We conclude plaintiff's evidence of nonreceipt of the claim rejection notices is legally insufficient to raise a triable issue of fact negating the six-month statute of limitations defense. In view of the City's evidence of proof of mailing, the trial court was correct to conclude that plaintiffs' lawsuit was barred. 

 

(Him v. City and County of San Francisco, supra, 133 Cal.App.4th at 444-46.)

 

As excerpted above, the Him opinion details why the specific statutory scheme of Government Code sections 945.4 and 945.6 do not permit the same minimal evidence of nonreceipt to overcome summary judgment: the statute is designed to encourage claimants to timely “inquire about the denial and determine, thereby, the limitations period.” (Id. at 445.) “The claimant should not be permitted to forgo that opportunity and, then, rely on the fact no notice was delivered to extend the limitations period.” (Id.)

 

In other words, plaintiff’s current situation—and this court’s response to that situation—is governed entirely by the Court of Appeal’s resolution of this issue in Him v.
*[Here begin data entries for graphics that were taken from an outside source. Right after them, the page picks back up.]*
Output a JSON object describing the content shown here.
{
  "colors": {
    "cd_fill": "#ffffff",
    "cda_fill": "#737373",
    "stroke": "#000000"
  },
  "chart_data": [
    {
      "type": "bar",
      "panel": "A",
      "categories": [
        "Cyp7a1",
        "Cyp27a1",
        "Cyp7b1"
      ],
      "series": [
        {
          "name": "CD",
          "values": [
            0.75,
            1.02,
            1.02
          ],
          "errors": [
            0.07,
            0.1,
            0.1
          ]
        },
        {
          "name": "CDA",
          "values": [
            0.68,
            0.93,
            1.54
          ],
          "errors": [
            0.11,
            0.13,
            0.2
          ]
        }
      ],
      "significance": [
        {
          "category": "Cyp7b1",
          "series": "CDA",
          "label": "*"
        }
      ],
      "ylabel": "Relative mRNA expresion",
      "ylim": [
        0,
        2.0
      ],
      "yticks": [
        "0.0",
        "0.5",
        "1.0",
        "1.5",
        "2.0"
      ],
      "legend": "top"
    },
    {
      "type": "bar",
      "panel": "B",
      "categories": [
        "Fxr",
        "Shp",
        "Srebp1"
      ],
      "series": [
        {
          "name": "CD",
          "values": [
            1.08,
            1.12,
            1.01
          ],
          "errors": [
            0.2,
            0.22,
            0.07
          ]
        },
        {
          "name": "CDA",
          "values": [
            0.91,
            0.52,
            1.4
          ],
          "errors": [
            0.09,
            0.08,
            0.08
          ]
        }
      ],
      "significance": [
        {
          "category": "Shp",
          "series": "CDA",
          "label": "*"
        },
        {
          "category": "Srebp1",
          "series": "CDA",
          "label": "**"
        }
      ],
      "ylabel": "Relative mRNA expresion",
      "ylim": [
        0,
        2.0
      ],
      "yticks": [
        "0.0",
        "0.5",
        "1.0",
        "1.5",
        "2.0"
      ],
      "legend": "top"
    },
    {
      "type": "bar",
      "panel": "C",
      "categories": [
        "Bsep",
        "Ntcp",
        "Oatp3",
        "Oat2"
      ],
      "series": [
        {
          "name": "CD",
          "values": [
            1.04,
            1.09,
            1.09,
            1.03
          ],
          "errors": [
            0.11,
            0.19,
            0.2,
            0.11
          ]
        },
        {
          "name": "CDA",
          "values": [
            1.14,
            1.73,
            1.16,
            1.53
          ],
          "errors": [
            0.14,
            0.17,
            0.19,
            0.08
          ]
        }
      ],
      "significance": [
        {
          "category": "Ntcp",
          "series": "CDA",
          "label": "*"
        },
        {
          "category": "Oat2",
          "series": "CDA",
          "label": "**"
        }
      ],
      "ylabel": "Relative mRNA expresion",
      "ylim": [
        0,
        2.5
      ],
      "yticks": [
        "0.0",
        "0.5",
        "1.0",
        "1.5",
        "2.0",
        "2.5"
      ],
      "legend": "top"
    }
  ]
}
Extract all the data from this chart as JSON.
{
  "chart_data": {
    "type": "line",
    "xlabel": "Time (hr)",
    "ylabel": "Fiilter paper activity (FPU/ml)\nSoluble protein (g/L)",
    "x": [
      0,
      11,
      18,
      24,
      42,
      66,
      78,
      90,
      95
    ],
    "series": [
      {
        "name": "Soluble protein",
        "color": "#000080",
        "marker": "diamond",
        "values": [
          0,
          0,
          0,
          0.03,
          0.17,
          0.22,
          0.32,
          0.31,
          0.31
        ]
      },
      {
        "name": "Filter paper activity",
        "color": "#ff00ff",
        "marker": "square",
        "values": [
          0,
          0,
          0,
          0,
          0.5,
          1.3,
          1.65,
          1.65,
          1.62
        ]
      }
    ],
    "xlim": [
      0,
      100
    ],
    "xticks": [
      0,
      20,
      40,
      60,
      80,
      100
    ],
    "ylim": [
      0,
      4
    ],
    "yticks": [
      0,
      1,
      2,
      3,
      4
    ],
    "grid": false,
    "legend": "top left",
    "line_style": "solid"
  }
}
City and County of San Francisco. Defendant has provided a proof of service by mail that is entirely compliant with CCP §1013a. (Raphael Decl. ¶ 5, Exh. D.) Plaintiff’s only objections to it—that the notice was not made by certified mail, for example, or by email -- are not requirements of CCP § 1013a, or any other relevant code section, to demonstrate proper service. Based on when notice of denial was served and the instant complaint was filed, plaintiff’s complaint is untimely. (Gov’t Code § 945.6.) The court concludes this is sufficient to satisfy defendants’ initial burden “to make a prima facia showing that there are no triable issues of material fact.” (Scalf v. D. B. Log Homes, Inc., supra, 128 Cal. App. 4th at 1519.)

 

The burden then shifts to plaintiff to show that a triable issue of material fact exists. (CCP § 437c(p)(2).) Plaintiff’s argument that a triable issue exists is to submit the declaration of plaintiff’s counsel that she did not receive the notice of rejection, and to argue that this nonreceipt, in and of itself, creates a triable issue. Pursuant to Him v. City and County of San Francisco, this is simply not enough. Further, Plaintiff’s argument that Defendant’s reliance on the presumption of receipt of its notice of rejection is invalid, is foreclosed by the holding of Him v. City and County of San Francisco. The court therefore concludes plaintiff has not carried her burden on this motion. 

 

Conclusion 

 

Accordingly, the court therefore GRANTS Defendant’s motion for summary judgment. 

 

Defendant City of Azusa is ordered to give notice.